— Пусть твоя милость не тратит время зря, — проговорил он уже громко, с напускной серьёзностью. — Молодых невест много в весёлой Англии и ты не долго будешь томиться в безбрачии, добрый сэр, но подкрепить твои силы к предстоящим испытаниям не мешает. — Тут он подмигнул бедному искателю невест так выразительно, что смешливый рыцарь Джон Гартфорд еле успел зажать рот рукой, запихав в него для верности половину своей бороды.
Но в эту минуту новый шум и чьи-то пронзительные визгливые голоса донеслись в открытое окно.
— Справедливости, справедливости! — кричал пискливый голос. — Милосердный шериф, защиты от дерзкого разбойника, гнусного Робина Гуда!
Распалившийся епископ осёкся на полуслове, шериф, медленно бледнея, поднялся с кресла и с явным неудовольствием посмотрел на дверь. Это ж надо было случиться такому совпадению…
— Впустить! — приказал он сдавленным голосом.
Но распоряжение опоздало. Пробираясь сквозь тесные ряды прислуги, отбиваясь от хватающих рук, прыгая через подставленные ноги, в зал вкатились два клубка, похожие на спугнутых с лёжки медведей, и кинулись через залу к пиршественному столу.
— Справедливости, милостивый шериф! — высоким бабьим голосом возопил толстый рыжий детина в одежде странствующего монаха, больше похожий на разбойника, чем на служителя церкви.

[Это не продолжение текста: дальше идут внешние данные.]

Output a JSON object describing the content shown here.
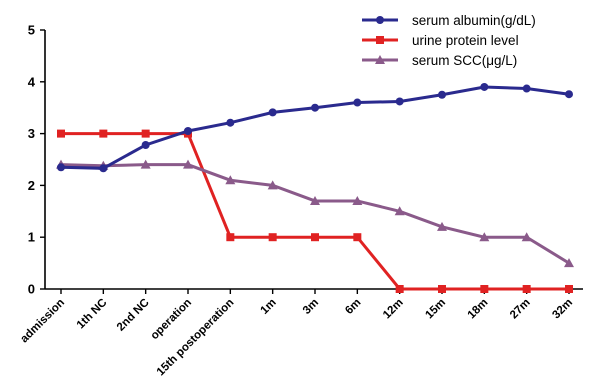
{
  "chart_data": {
    "type": "line",
    "categories": [
      "admission",
      "1th NC",
      "2nd NC",
      "operation",
      "15th postoperation",
      "1m",
      "3m",
      "6m",
      "12m",
      "15m",
      "18m",
      "27m",
      "32m"
    ],
    "ylim": [
      0,
      5
    ],
    "yticks": [
      0,
      1,
      2,
      3,
      4,
      5
    ],
    "grid": false,
    "legend_position": "top-right",
    "series": [
      {
        "name": "serum albumin(g/dL)",
        "color": "#2a2a8e",
        "marker": "circle",
        "values": [
          2.35,
          2.33,
          2.78,
          3.05,
          3.21,
          3.41,
          3.5,
          3.6,
          3.62,
          3.75,
          3.9,
          3.87,
          3.76
        ]
      },
      {
        "name": "urine protein level",
        "color": "#e02222",
        "marker": "square",
        "values": [
          3,
          3,
          3,
          3,
          1,
          1,
          1,
          1,
          0,
          0,
          0,
          0,
          0
        ]
      },
      {
        "name": "serum SCC(μg/L)",
        "color": "#8a5a8a",
        "marker": "triangle",
        "values": [
          2.4,
          2.38,
          2.4,
          2.4,
          2.1,
          2.0,
          1.7,
          1.7,
          1.5,
          1.2,
          1.0,
          1.0,
          0.5
        ]
      }
    ]
  }
}
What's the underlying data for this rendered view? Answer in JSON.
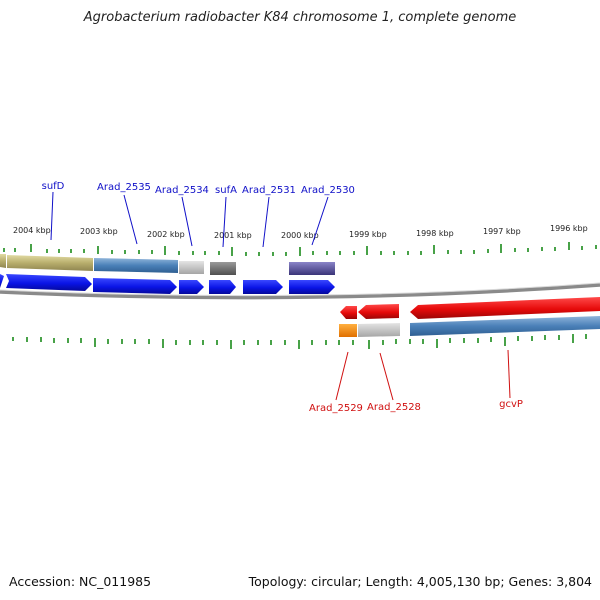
{
  "title": "Agrobacterium radiobacter K84 chromosome 1, complete genome",
  "footer": {
    "accession": "Accession: NC_011985",
    "summary": "Topology: circular; Length: 4,005,130 bp; Genes: 3,804"
  },
  "scale_labels": [
    "2004 kbp",
    "2003 kbp",
    "2002 kbp",
    "2001 kbp",
    "2000 kbp",
    "1999 kbp",
    "1998 kbp",
    "1997 kbp",
    "1996 kbp"
  ],
  "genes_top": [
    "sufD",
    "Arad_2535",
    "Arad_2534",
    "sufA",
    "Arad_2531",
    "Arad_2530"
  ],
  "genes_bottom": [
    "Arad_2529",
    "Arad_2528",
    "gcvP"
  ],
  "colors": {
    "forward_cds": "#0a14e6",
    "reverse_cds": "#e60a0a",
    "backbone": "#8a8a8a",
    "tick": "#1a8a1a",
    "label_top": "#1010c8",
    "label_bottom": "#d01010"
  }
}
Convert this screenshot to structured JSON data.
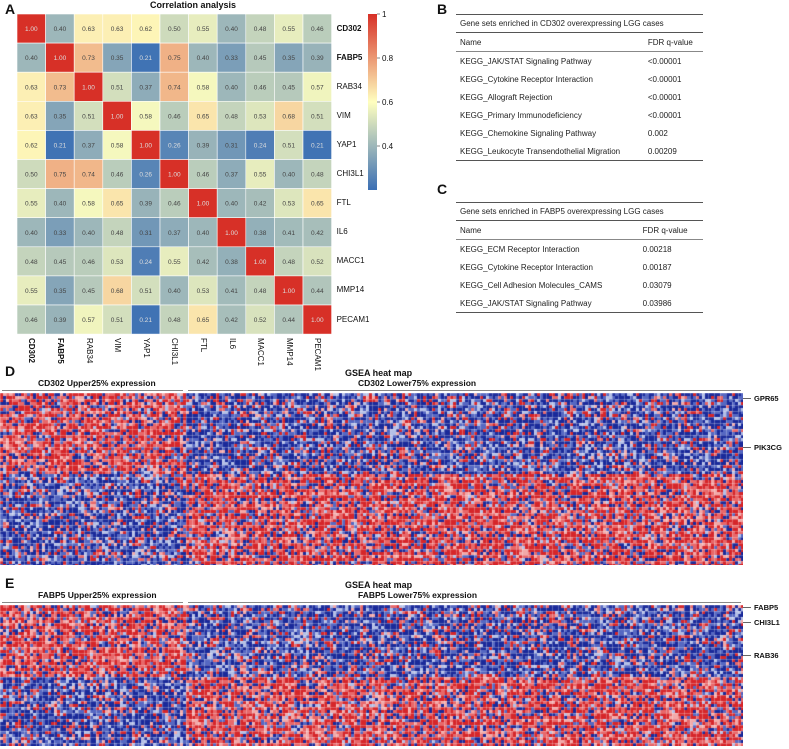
{
  "panels": {
    "a": "A",
    "b": "B",
    "c": "C",
    "d": "D",
    "e": "E"
  },
  "correlation": {
    "title": "Correlation analysis",
    "genes": [
      "CD302",
      "FABP5",
      "RAB34",
      "VIM",
      "YAP1",
      "CHI3L1",
      "FTL",
      "IL6",
      "MACC1",
      "MMP14",
      "PECAM1"
    ],
    "matrix": [
      [
        1.0,
        0.4,
        0.63,
        0.63,
        0.62,
        0.5,
        0.55,
        0.4,
        0.48,
        0.55,
        0.46
      ],
      [
        0.4,
        1.0,
        0.73,
        0.35,
        0.21,
        0.75,
        0.4,
        0.33,
        0.45,
        0.35,
        0.39
      ],
      [
        0.63,
        0.73,
        1.0,
        0.51,
        0.37,
        0.74,
        0.58,
        0.4,
        0.46,
        0.45,
        0.57
      ],
      [
        0.63,
        0.35,
        0.51,
        1.0,
        0.58,
        0.46,
        0.65,
        0.48,
        0.53,
        0.68,
        0.51
      ],
      [
        0.62,
        0.21,
        0.37,
        0.58,
        1.0,
        0.26,
        0.39,
        0.31,
        0.24,
        0.51,
        0.21
      ],
      [
        0.5,
        0.75,
        0.74,
        0.46,
        0.26,
        1.0,
        0.46,
        0.37,
        0.55,
        0.4,
        0.48
      ],
      [
        0.55,
        0.4,
        0.58,
        0.65,
        0.39,
        0.46,
        1.0,
        0.4,
        0.42,
        0.53,
        0.65
      ],
      [
        0.4,
        0.33,
        0.4,
        0.48,
        0.31,
        0.37,
        0.4,
        1.0,
        0.38,
        0.41,
        0.42
      ],
      [
        0.48,
        0.45,
        0.46,
        0.53,
        0.24,
        0.55,
        0.42,
        0.38,
        1.0,
        0.48,
        0.52
      ],
      [
        0.55,
        0.35,
        0.45,
        0.68,
        0.51,
        0.4,
        0.53,
        0.41,
        0.48,
        1.0,
        0.44
      ],
      [
        0.46,
        0.39,
        0.57,
        0.51,
        0.21,
        0.48,
        0.65,
        0.42,
        0.52,
        0.44,
        1.0
      ]
    ],
    "colorbar_ticks": [
      "1",
      "0.8",
      "0.6",
      "0.4"
    ],
    "colors": {
      "low": "#3b6fb4",
      "mid": "#ffffbf",
      "high": "#d73027"
    }
  },
  "table_b": {
    "caption": "Gene sets enriched in CD302 overexpressing LGG cases",
    "col_name": "Name",
    "col_fdr": "FDR q-value",
    "rows": [
      {
        "name": "KEGG_JAK/STAT Signaling Pathway",
        "fdr": "<0.00001"
      },
      {
        "name": "KEGG_Cytokine Receptor Interaction",
        "fdr": "<0.00001"
      },
      {
        "name": "KEGG_Allograft Rejection",
        "fdr": "<0.00001"
      },
      {
        "name": "KEGG_Primary Immunodeficiency",
        "fdr": "<0.00001"
      },
      {
        "name": "KEGG_Chemokine Signaling Pathway",
        "fdr": "0.002"
      },
      {
        "name": "KEGG_Leukocyte Transendothelial Migration",
        "fdr": "0.00209"
      }
    ]
  },
  "table_c": {
    "caption": "Gene sets enriched in FABP5 overexpressing LGG cases",
    "col_name": "Name",
    "col_fdr": "FDR q-value",
    "rows": [
      {
        "name": "KEGG_ECM Receptor Interaction",
        "fdr": "0.00218"
      },
      {
        "name": "KEGG_Cytokine Receptor Interaction",
        "fdr": "0.00187"
      },
      {
        "name": "KEGG_Cell Adhesion Molecules_CAMS",
        "fdr": "0.03079"
      },
      {
        "name": "KEGG_JAK/STAT Signaling Pathway",
        "fdr": "0.03986"
      }
    ]
  },
  "heatmap_d": {
    "title": "GSEA heat map",
    "group_high": "CD302 Upper25% expression",
    "group_low": "CD302 Lower75% expression",
    "genes": [
      "GPR65",
      "PIK3CG"
    ]
  },
  "heatmap_e": {
    "title": "GSEA heat map",
    "group_high": "FABP5 Upper25% expression",
    "group_low": "FABP5 Lower75% expression",
    "genes": [
      "FABP5",
      "CHI3L1",
      "RAB36"
    ]
  }
}
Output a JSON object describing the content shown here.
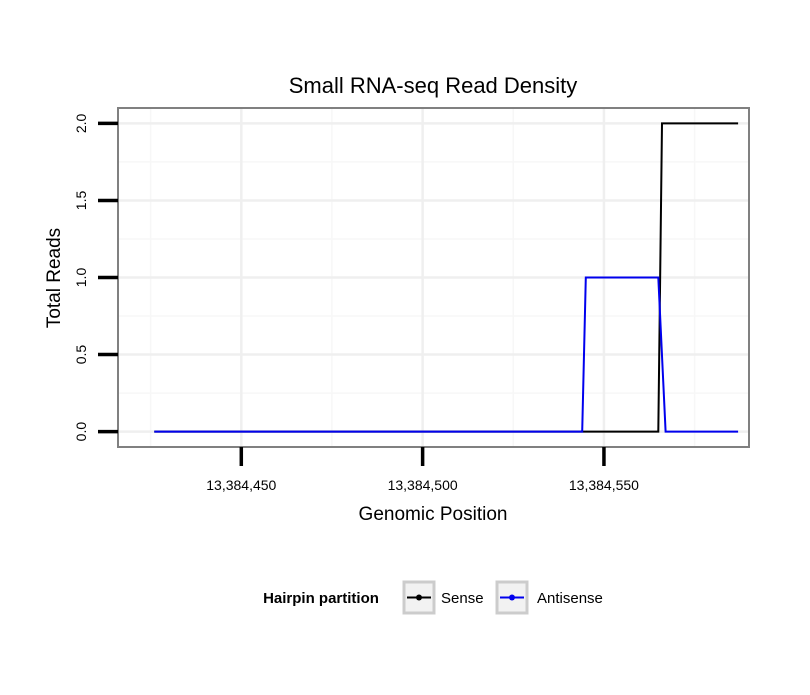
{
  "chart_data": {
    "type": "line",
    "title": "Small RNA-seq Read Density",
    "xlabel": "Genomic Position",
    "ylabel": "Total Reads",
    "xlim": [
      13384416,
      13384590
    ],
    "ylim": [
      -0.1,
      2.1
    ],
    "x_ticks": [
      13384450,
      13384500,
      13384550
    ],
    "x_tick_labels": [
      "13,384,450",
      "13,384,500",
      "13,384,550"
    ],
    "y_ticks": [
      0,
      0.5,
      1,
      1.5,
      2
    ],
    "y_tick_labels": [
      "0.0",
      "0.5",
      "1.0",
      "1.5",
      "2.0"
    ],
    "grid": true,
    "legend": {
      "title": "Hairpin partition",
      "position": "bottom"
    },
    "series": [
      {
        "name": "Sense",
        "color": "#000000",
        "x": [
          13384426,
          13384565,
          13384566,
          13384587
        ],
        "y": [
          0,
          0,
          2,
          2
        ]
      },
      {
        "name": "Antisense",
        "color": "#0000ee",
        "x": [
          13384426,
          13384544,
          13384545,
          13384565,
          13384567,
          13384587
        ],
        "y": [
          0,
          0,
          1,
          1,
          0,
          0
        ]
      }
    ]
  }
}
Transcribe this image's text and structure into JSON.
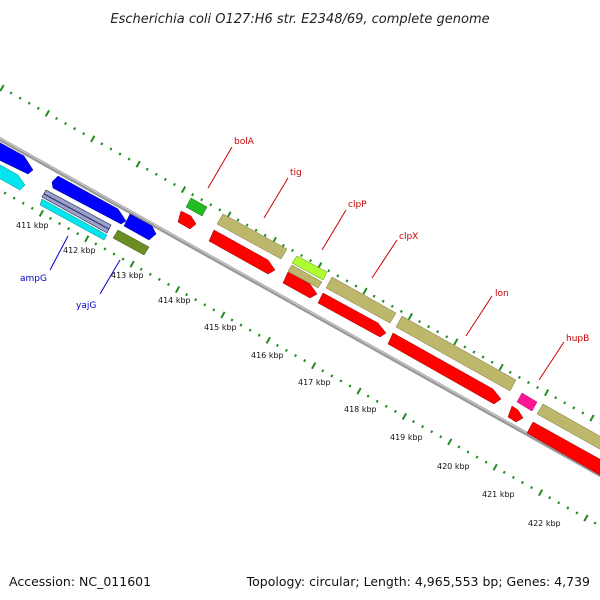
{
  "title": "Escherichia coli O127:H6 str. E2348/69, complete genome",
  "footer": {
    "accession": "Accession: NC_011601",
    "summary": "Topology: circular; Length: 4,965,553 bp; Genes: 4,739"
  },
  "colors": {
    "backbone": "#8c8c8c",
    "tick": "#228b22",
    "forward_label": "#cc0000",
    "reverse_label": "#0000cc",
    "cds_red": "#ff0000",
    "cds_blue": "#0000ff",
    "cds_cyan": "#00e5ee",
    "cds_khaki": "#bdb76b",
    "cds_green": "#22bb22",
    "cds_olive": "#6b8e23",
    "cds_lime": "#adff2f",
    "cds_magenta": "#ff1493"
  },
  "ruler": {
    "labels": [
      "411 kbp",
      "412 kbp",
      "413 kbp",
      "414 kbp",
      "415 kbp",
      "416 kbp",
      "417 kbp",
      "418 kbp",
      "419 kbp",
      "420 kbp",
      "421 kbp",
      "422 kbp"
    ]
  },
  "genes": [
    {
      "name": "ampG",
      "strand": "reverse"
    },
    {
      "name": "yajG",
      "strand": "reverse"
    },
    {
      "name": "bolA",
      "strand": "forward"
    },
    {
      "name": "tig",
      "strand": "forward"
    },
    {
      "name": "clpP",
      "strand": "forward"
    },
    {
      "name": "clpX",
      "strand": "forward"
    },
    {
      "name": "lon",
      "strand": "forward"
    },
    {
      "name": "hupB",
      "strand": "forward"
    }
  ]
}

— Справедливости, милостивый шериф! — глухим басом прорычал другой, низенький и чёрный монах, не менее жирный, чем его высокий товарищ.
Они остановились у самого края стола и, сорвав с поясов большие кожаные кошельки, потрясали ими перед самым лицом ошеломлённого шерифа, в волнении не замечая даже присутствия самого епископа Герефордского.
— На дороге встретил он нас, под самым Ноттингемом, — кричал рыжий. — Мы скромные сборщики подаяния для монастыря Святой Марии. Не для бесовского разбойника жертвовали нам благочестивые миряне свои пенсы и фартинги. Мы сами скорее уморили бы себя голодом, чем прикоснулись к ним!
— И мы сказали ему, что истинно ничего не имеем в кошельках наших, — забасил чёрный, пользуясь минутной лузой, пока рыжий переводил дыхание. — И просили отпустить нас с миром…
— Но он стащил нас с наших кротких мулов, — с возмущением пропел рыжий.
— В проклятых лапах своих за спиной он скрывал дубину и ростом она была преужасна… — добавила октава чёрного, но тут же сильный толчок собрата перехватил ему дыхание.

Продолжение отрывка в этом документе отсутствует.